While the gambling industry is still in the early stages of denormalization, indications such as October’s Pew Research poll offer support for the notion that, ultimately, the gambling industry will be strongly disfavored by the public. 

As a result, I would predict that Harvard’s stake in Flutter will be a temporary one.”

Heather Wardle, Professor of Gambling Research and Policy at the University of Glasgow, told GamblingHarm.org that HMC’s stake in Flutter “seems deeply unwise to me.”

Harvard’s Other Online Gambling Positions

Harvard’s FanDuel stake is alongside a large position in Light & Wonder, Inc., another online gambling firm. Light & Wonder is a B2B supplier of online gambling products.

According to the latest holdings report, HMC reported an 81% increase in ownership of Light & Wonder, Inc.

On Nov. 14, 2025, HMC filed a 13F-HR form disclosing ownership of 1,125,210 shares of Light & Wonder valued at $94.45 million as of Sept. 30, 2025. HMC filed a previous 13F-HR in 2025 disclosing 621,406 shares of Light & Wonder.

Light & Wonder, the Las Vegas-based technology company formerly known as Scientific Games, provides the digital slot machines, platforms, and data tools that power some online gambling sites. Harvard had a position in Scientific Games in 2020.

Harvard’s endowment also holds a large stake in Meta Platforms, Inc. Meta allegedly projected that roughly 10% of its 2024 revenue would come from ads for scams and banned goods, including illegal online casinos, according to internal documents obtained by Reuters. Meta disputed the reporting.

Harvard Not Alone

Harvard isn’t the only university with a publicly disclosed stake in an online gambling company. 

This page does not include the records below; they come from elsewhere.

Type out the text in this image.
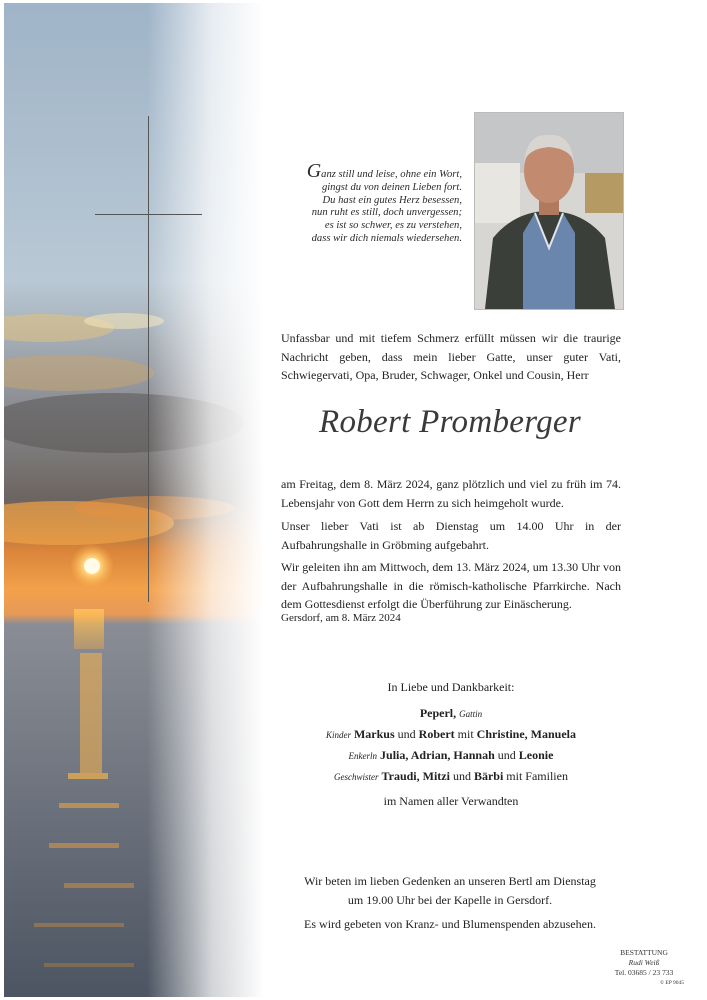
Ganz still und leise, ohne ein Wort,
gingst du von deinen Lieben fort.
Du hast ein gutes Herz besessen,
nun ruht es still, doch unvergessen;
es ist so schwer, es zu verstehen,
dass wir dich niemals wiedersehen.
Unfassbar und mit tiefem Schmerz erfüllt müssen wir die traurige Nachricht geben, dass mein lieber Gatte, unser guter Vati, Schwiegervati, Opa, Bruder, Schwager, Onkel und Cousin, Herr
Robert Promberger
am Freitag, dem 8. März 2024, ganz plötzlich und viel zu früh im 74. Lebensjahr von Gott dem Herrn zu sich heimgeholt wurde.
Unser lieber Vati ist ab Dienstag um 14.00 Uhr in der Aufbahrungshalle in Gröbming aufgebahrt.
Wir geleiten ihn am Mittwoch, dem 13. März 2024, um 13.30 Uhr von der Aufbahrungshalle in die römisch-katholische Pfarrkirche. Nach dem Gottesdienst erfolgt die Überführung zur Einäscherung.
Gersdorf, am 8. März 2024
In Liebe und Dankbarkeit:
Peperl, Gattin
Kinder Markus und Robert mit Christine, Manuela
Enkerln Julia, Adrian, Hannah und Leonie
Geschwister Traudi, Mitzi und Bärbi mit Familien
im Namen aller Verwandten
Wir beten im lieben Gedenken an unseren Bertl am Dienstag
um 19.00 Uhr bei der Kapelle in Gersdorf.
Es wird gebeten von Kranz- und Blumenspenden abzusehen.
BESTATTUNG
Rudi Weiß
Tel. 03685 / 23 733
© EP 9045
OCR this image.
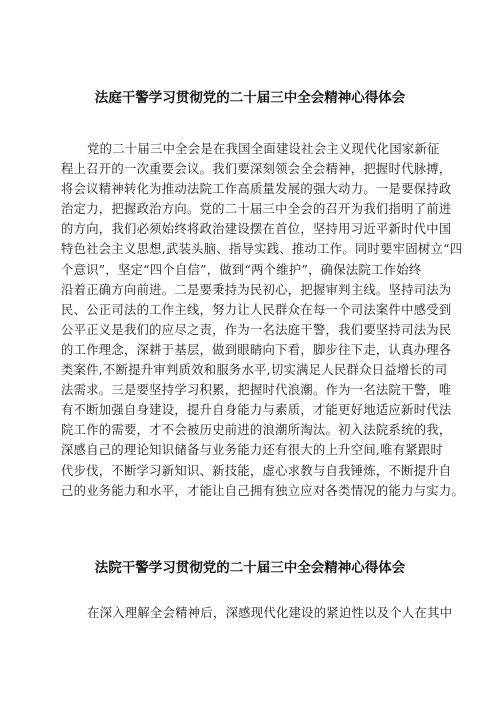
法庭干警学习贯彻党的二十届三中全会精神心得体会
党的二十届三中全会是在我国全面建设社会主义现代化国家新征
程上召开的一次重要会议。我们要深刻领会全会精神，把握时代脉搏，
将会议精神转化为推动法院工作高质量发展的强大动力。一是要保持政
治定力，把握政治方向。党的二十届三中全会的召开为我们指明了前进
的方向，我们必须始终将政治建设摆在首位，坚持用习近平新时代中国
特色社会主义思想,武装头脑、指导实践、推动工作。同时要牢固树立“四
个意识”，坚定“四个自信”，做到“两个维护”，确保法院工作始终
沿着正确方向前进。二是要秉持为民初心，把握审判主线。坚持司法为
民、公正司法的工作主线，努力让人民群众在每一个司法案件中感受到
公平正义是我们的应尽之责，作为一名法庭干警，我们要坚持司法为民
的工作理念，深耕于基层，做到眼睛向下看，脚步往下走，认真办理各
类案件,不断提升审判质效和服务水平,切实满足人民群众日益增长的司
法需求。三是要坚持学习积累，把握时代浪潮。作为一名法院干警，唯
有不断加强自身建设，提升自身能力与素质，才能更好地适应新时代法
院工作的需要，才不会被历史前进的浪潮所淘汰。初入法院系统的我，
深感自己的理论知识储备与业务能力还有很大的上升空间,唯有紧跟时
代步伐，不断学习新知识、新技能，虚心求教与自我锤炼，不断提升自
己的业务能力和水平，才能让自己拥有独立应对各类情况的能力与实力。
法院干警学习贯彻党的二十届三中全会精神心得体会
在深入理解全会精神后，深感现代化建设的紧迫性以及个人在其中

Other academic institutions with current or past stakes include the University of Hawaii (DraftKings), University of Waterloo (Flutter, DraftKings), Mount Allison University (Flutter, DraftKings), and the University of Sydney (Aristocrat, Entain).

These examples are not exhaustive, and holdings change quarter to quarter. Academic institutions investing in the online gambling industry is a systemic problem — a feature, not a bug, of state-sanctioned online gambling.

Many private universities do not publish position-level details. There are other channels for an academic institution to have exposure to the growing online gambling industry.

Regulated online gambling can provide some consumer protection, but those tools often fall far short of protecting players. The regulation of online gambling normalizes the industry and allows universities to hold financial positions in companies that can cause severe financial harm to the public.

Over 20 U.S. states regulate FanDuel, providing Harvard and others the ethical cover to invest in a harm-based business. Multiple studies have shown that online gambling companies generate most of their revenue from a very small group of users.